This 1978 Ford F-100 “Eluminator” pickup truck is the oldest vehicle I’ve ever driven, and also perhaps the newest. That’s because, despite its vintage exterior, everything inside, from the drivetrain to the dash, is less than one year old. Oh, and it’s fully electric.
Turns out what I’m really driving is a 2021 Ford Mustang Mach-E GT Performance Edition, but you couldn’t tell from its gloriously restored 44-year-old truck shell from the outside. It’s a beautifully done restomod with fresh gray and copper accents, an F-100 Custom badge, and slick retro wheels.
Ford Performance, the automaker’s motorsports division, designed and commissioned the F-100 Eluminator and was built by MLe Racecars in Washington. And like many of Ford Performance’s other one-off projects, this F-100 won’t be available for purchase. It exists solely as an auto show car that displays what could be built using Ford’s $4,095 electric crate motor, which makes it easier to convert any old gas-guzzler into an electric car.
That’s great news for enthusiasts that want to renew classic cars without the carbon emissions they would otherwise produce, as well as the small companies that specialize in these kinds of custom jobs. Zelectric Motors built an electric Porsche using donor Tesla motors, and luxury converters like Everrati get their motors custom-made. But now with electric crate motors becoming available from big automakers like Ford, it’s a hopeful display of support for smaller shops and tinkerers that would like to modify their own vehicles.
Our own Becca Farsace made a whole video about how this is also a big statement for the right to repair movement. She talked to Chris Salvo, CEO of Electrified Garage and Kyle Wiens of iFixit on the matter. Check it out!
Many companies like Tesla have historically made it difficult for small shops and skilled owners to fix their own electric cars by locking down the software and not making parts easily available. But that hasn’t stopped tinkerers like Rich Rebuilds on YouTube from repairing the cars himself. Another YouTuber, Simone Giertz, modded her Model 3 into a truck despite the company’s record of blocking cars out of supercharging.

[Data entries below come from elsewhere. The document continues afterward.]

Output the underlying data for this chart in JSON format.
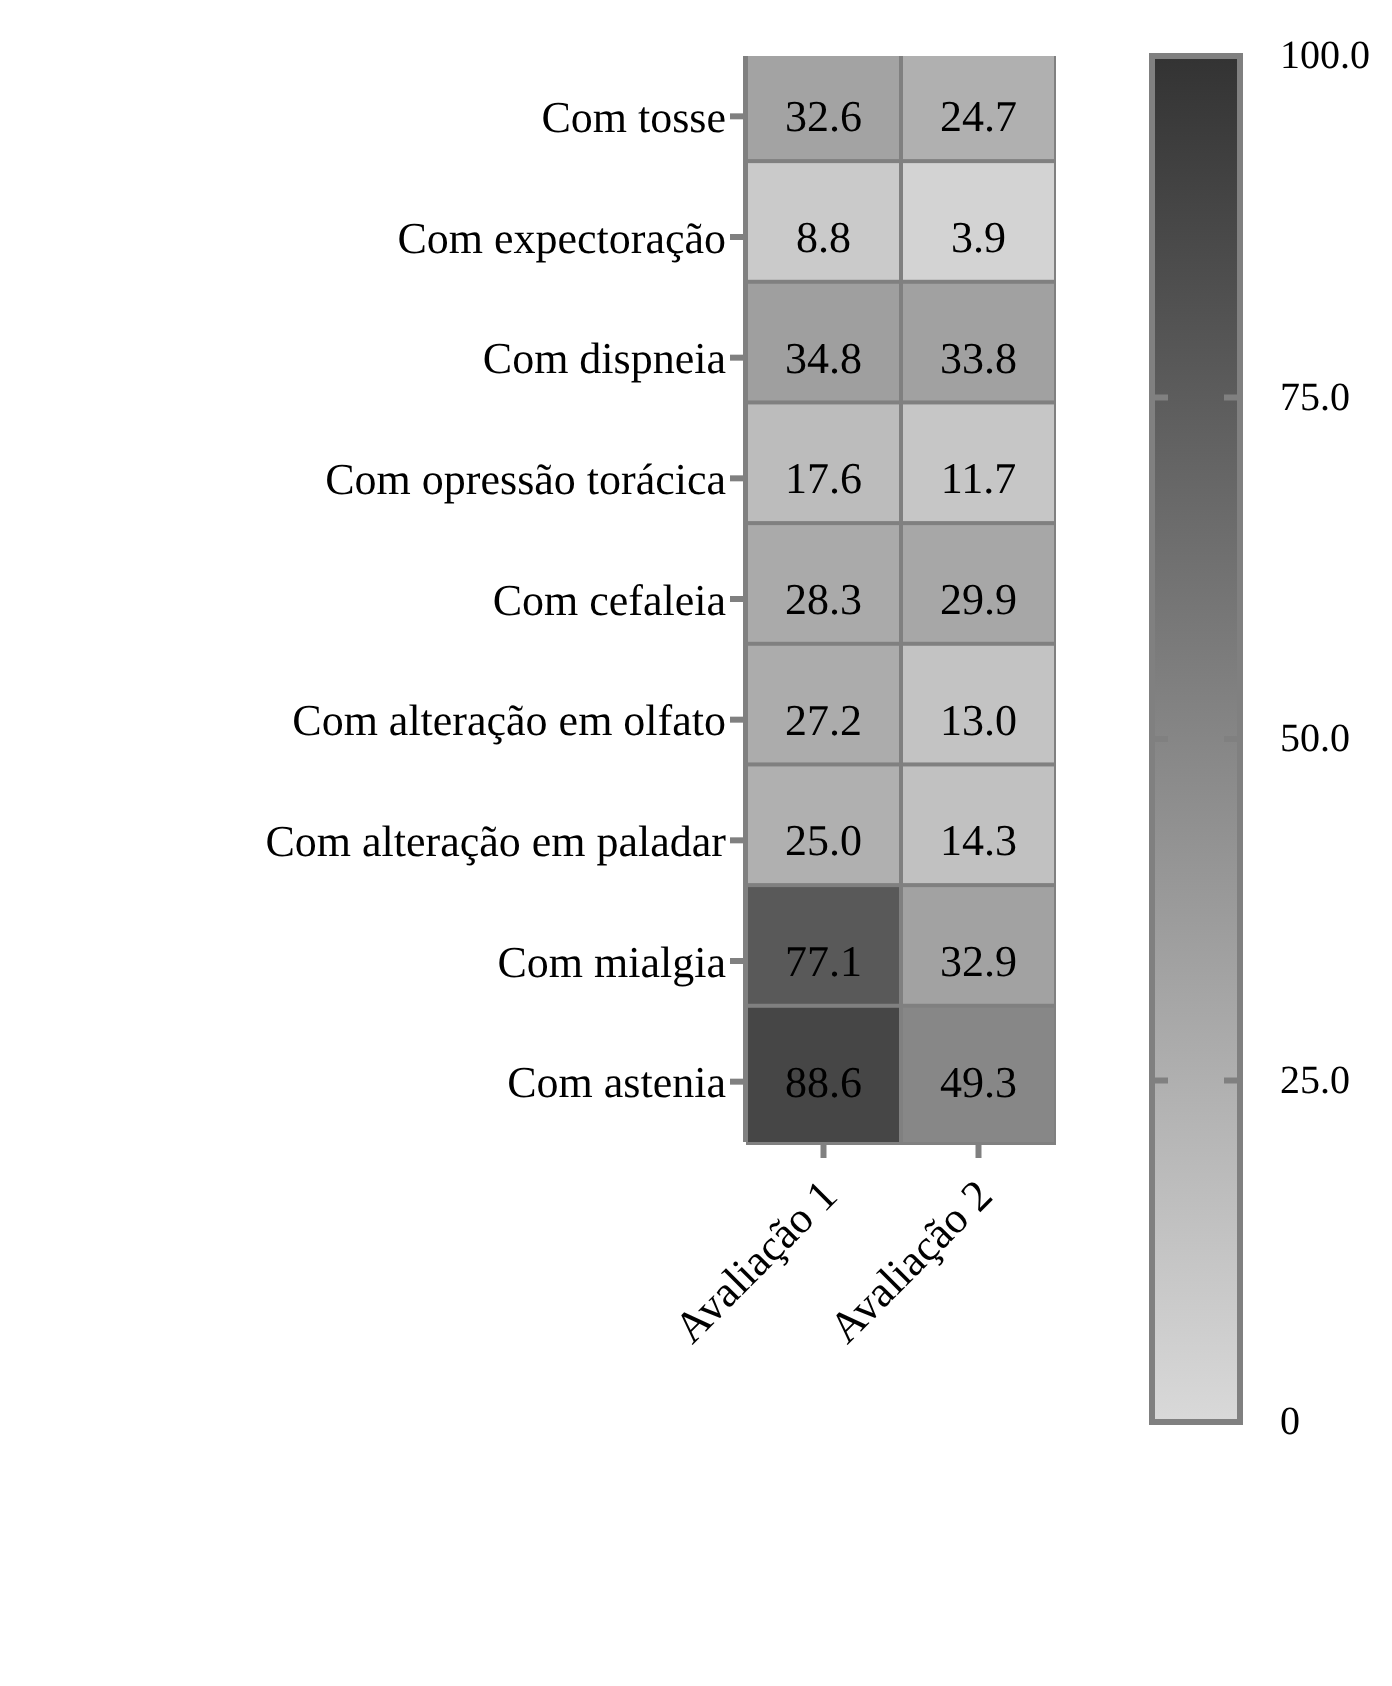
{
  "chart_data": {
    "type": "heatmap",
    "categories": [
      "Avaliação 1",
      "Avaliação 2"
    ],
    "y_categories": [
      "Com tosse",
      "Com expectoração",
      "Com dispneia",
      "Com opressão torácica",
      "Com cefaleia",
      "Com alteração em olfato",
      "Com alteração em paladar",
      "Com mialgia",
      "Com astenia"
    ],
    "cells": [
      [
        32.6,
        24.7
      ],
      [
        8.8,
        3.9
      ],
      [
        34.8,
        33.8
      ],
      [
        17.6,
        11.7
      ],
      [
        28.3,
        29.9
      ],
      [
        27.2,
        13.0
      ],
      [
        25.0,
        14.3
      ],
      [
        77.1,
        32.9
      ],
      [
        88.6,
        49.3
      ]
    ],
    "cell_labels": [
      [
        "32.6",
        "24.7"
      ],
      [
        "8.8",
        "3.9"
      ],
      [
        "34.8",
        "33.8"
      ],
      [
        "17.6",
        "11.7"
      ],
      [
        "28.3",
        "29.9"
      ],
      [
        "27.2",
        "13.0"
      ],
      [
        "25.0",
        "14.3"
      ],
      [
        "77.1",
        "32.9"
      ],
      [
        "88.6",
        "49.3"
      ]
    ],
    "data_labels": true,
    "colors": [
      "#d9d9d9",
      "#333333"
    ],
    "clim": [
      0,
      100
    ],
    "cticks": [
      {
        "value": 0,
        "label": "0"
      },
      {
        "value": 25,
        "label": "25.0"
      },
      {
        "value": 50,
        "label": "50.0"
      },
      {
        "value": 75,
        "label": "75.0"
      },
      {
        "value": 100,
        "label": "100.0"
      }
    ]
  }
}
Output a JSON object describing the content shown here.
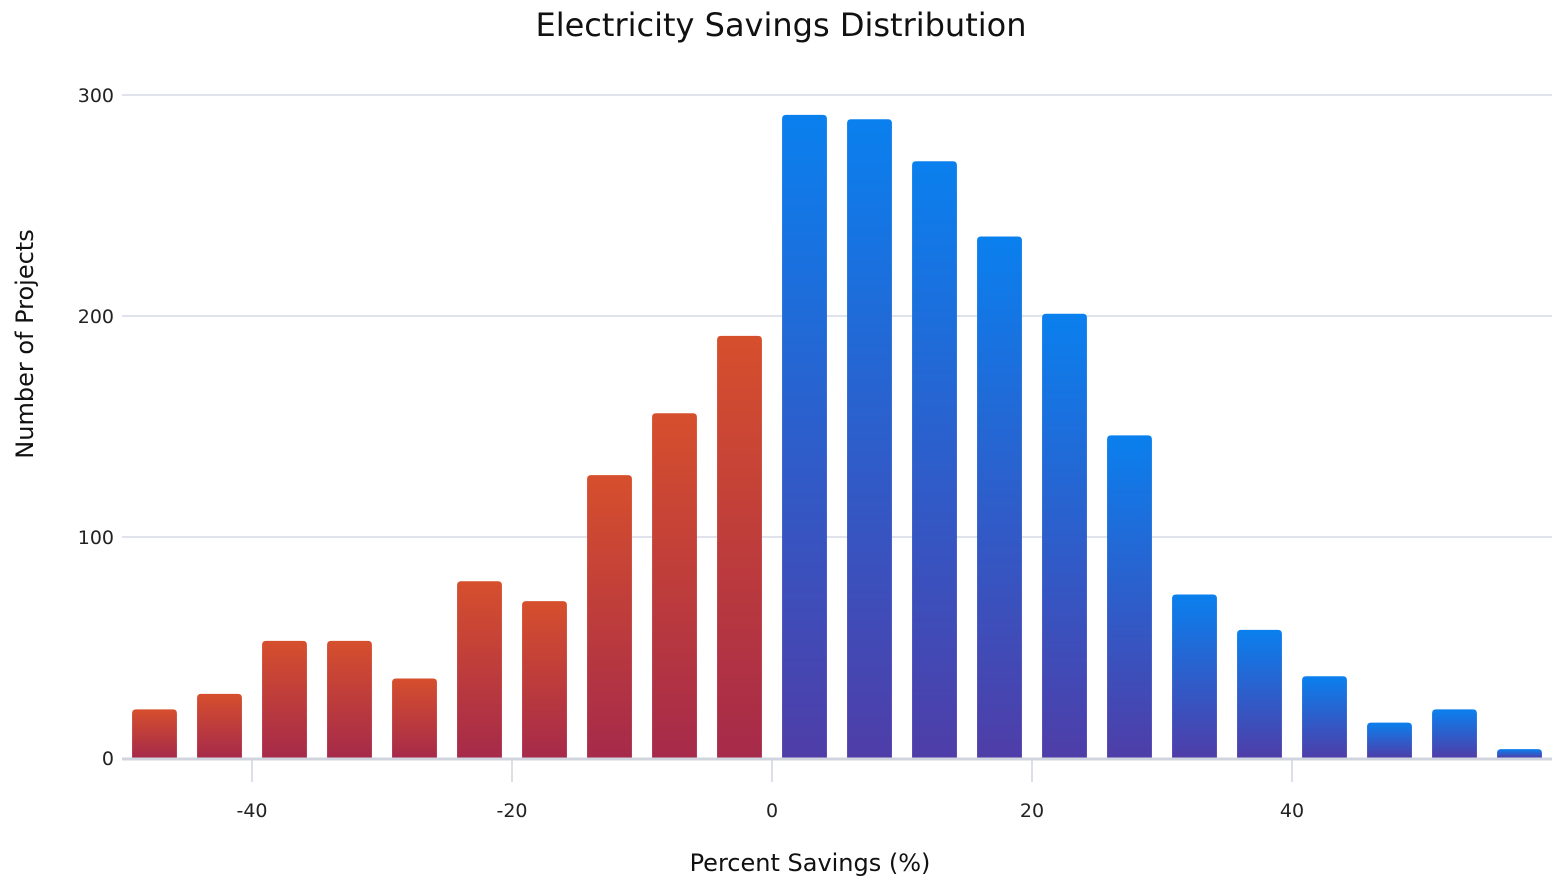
{
  "chart_data": {
    "type": "bar",
    "title": "Electricity Savings Distribution",
    "xlabel": "Percent Savings (%)",
    "ylabel": "Number of Projects",
    "xlim": [
      -50,
      60
    ],
    "ylim": [
      0,
      300
    ],
    "bin_width": 5,
    "x_ticks": [
      -40,
      -20,
      0,
      20,
      40
    ],
    "y_ticks": [
      0,
      100,
      200,
      300
    ],
    "grid": "horizontal",
    "series": [
      {
        "bins": [
          {
            "x": -47.5,
            "value": 22
          },
          {
            "x": -42.5,
            "value": 29
          },
          {
            "x": -37.5,
            "value": 53
          },
          {
            "x": -32.5,
            "value": 53
          },
          {
            "x": -27.5,
            "value": 36
          },
          {
            "x": -22.5,
            "value": 80
          },
          {
            "x": -17.5,
            "value": 71
          },
          {
            "x": -12.5,
            "value": 128
          },
          {
            "x": -7.5,
            "value": 156
          },
          {
            "x": -2.5,
            "value": 191
          },
          {
            "x": 2.5,
            "value": 291
          },
          {
            "x": 7.5,
            "value": 289
          },
          {
            "x": 12.5,
            "value": 270
          },
          {
            "x": 17.5,
            "value": 236
          },
          {
            "x": 22.5,
            "value": 201
          },
          {
            "x": 27.5,
            "value": 146
          },
          {
            "x": 32.5,
            "value": 74
          },
          {
            "x": 37.5,
            "value": 58
          },
          {
            "x": 42.5,
            "value": 37
          },
          {
            "x": 47.5,
            "value": 16
          },
          {
            "x": 52.5,
            "value": 22
          },
          {
            "x": 57.5,
            "value": 4
          }
        ]
      }
    ],
    "colors": {
      "negative_top": "#d64f2d",
      "negative_bottom": "#a62a4a",
      "positive_top": "#0a80ee",
      "positive_bottom": "#4f3da8",
      "grid": "#d6d9e6",
      "axis": "#d0d4de"
    }
  }
}
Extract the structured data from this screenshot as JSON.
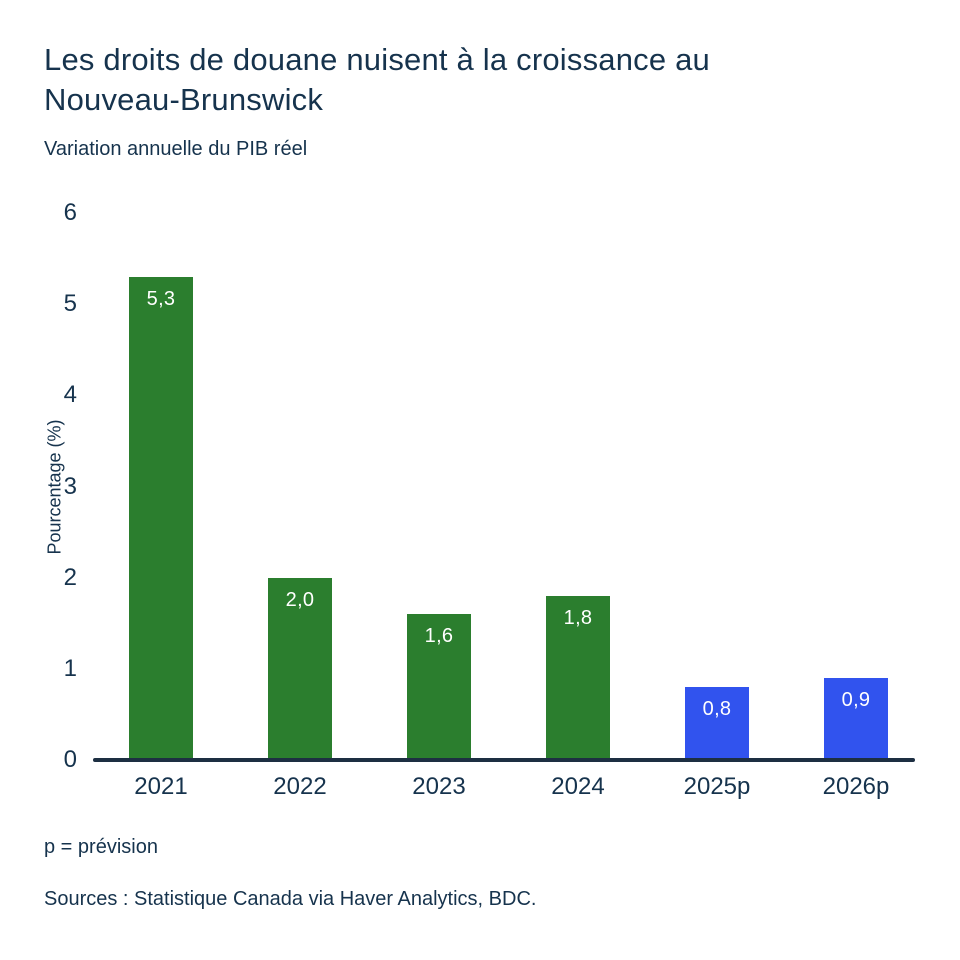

Ford’s approach seems to be friendlier for the repair crowd, its crate motor being sold is the same as the one in the Mach-E already. “It’s been really really fun to see who’s excited and wants something like this,” said Ford Performance marketing specialist Autumn Schwalbe.
The e-crate motors on offer from Ford had run out of stock quickly, but they’re back in production and readily available to buy. Ford could make the efforts seem even sweeter if it offered more parts that would make building a custom EV easier, like batteries and a full drivetrain. “We’re in the works of creating some more parts to go along with the motor, but nothing has been revealed yet,” Schwalbe said.
Fusing the F-100 and the Mach-E together was no easy task. It involved tuning the truck for performance and adjusting the suspension to favor paved roads. It has two motors, making the F-100 Eluminator capable of 480 horsepower and 634 lb-ft of torque, and the truck bed is freshly coated for hauling. There’s no tow package installed though because this electric pickup truck isn’t about that labor life – Ford’s got that side covered with its actual workhorse F-150 Lightning electric trucks.
You get all of the Mach-E’s features like the 10.2-inch touch screen with Apple CarPlay, digital dashboard, gear shift dial, wireless phone charger, and modern seating. But you won’t forget that you’re inside a vintage truck: it’s got the original flappy-door glove compartment and you’ll need to crank the windows to open and close them.
It stinks that you can’t buy the F-100 Eluminator — just like you can’t buy Hyundai’s gangster Heritage Series Grandeur EV based on a design from the 80’s. But Ford at least let us drive this one. We were amazed at how thrillingly quick it goes. The truck certainly caught the attention of passersby too, who were astounded by its show-stopping presence as we whipped it around the city. People started asking questions about its age and price — which is when we broke it to them: “It’s fully electric too.”
The questions that followed were all too familiar to me: “So there’s no gas at all?” “How long does it take to charge?” “How far does it go?” It’s almost as if it doesn’t matter that this is a vintage one-off restomod truck, what really matters is what’s on the inside. It’s an electric car and people are still in the early stages of understanding them.
We need more of these projects. We need to maximize the usable life of every vehicle that’s manufactured. The entire process to make new cars, from material mining to manufacturing, is an emission-heavy process whether they’re electric or not. Research has shown that the entire lifespan of a new EV is still cleaner for the environment than that of a combustion engine vehicle – even if the EV were exclusively charged on a dirty grid.
The solution to clean travel is better public transport, but the next best thing is electrification of cars and the best way to do that is to reuse old ones and turn them into EV restomods. Our own transportation editor Andrew Hawkins wrote about how manufacturers need to shut up and ship EVs, and it seems to be the case that 2022 will be the year to ship them. And if automakers still don’t ship the cars, at least they can ship more of these parts. Then we can go build the EVs ourselves, and pray they do nothing to stop us.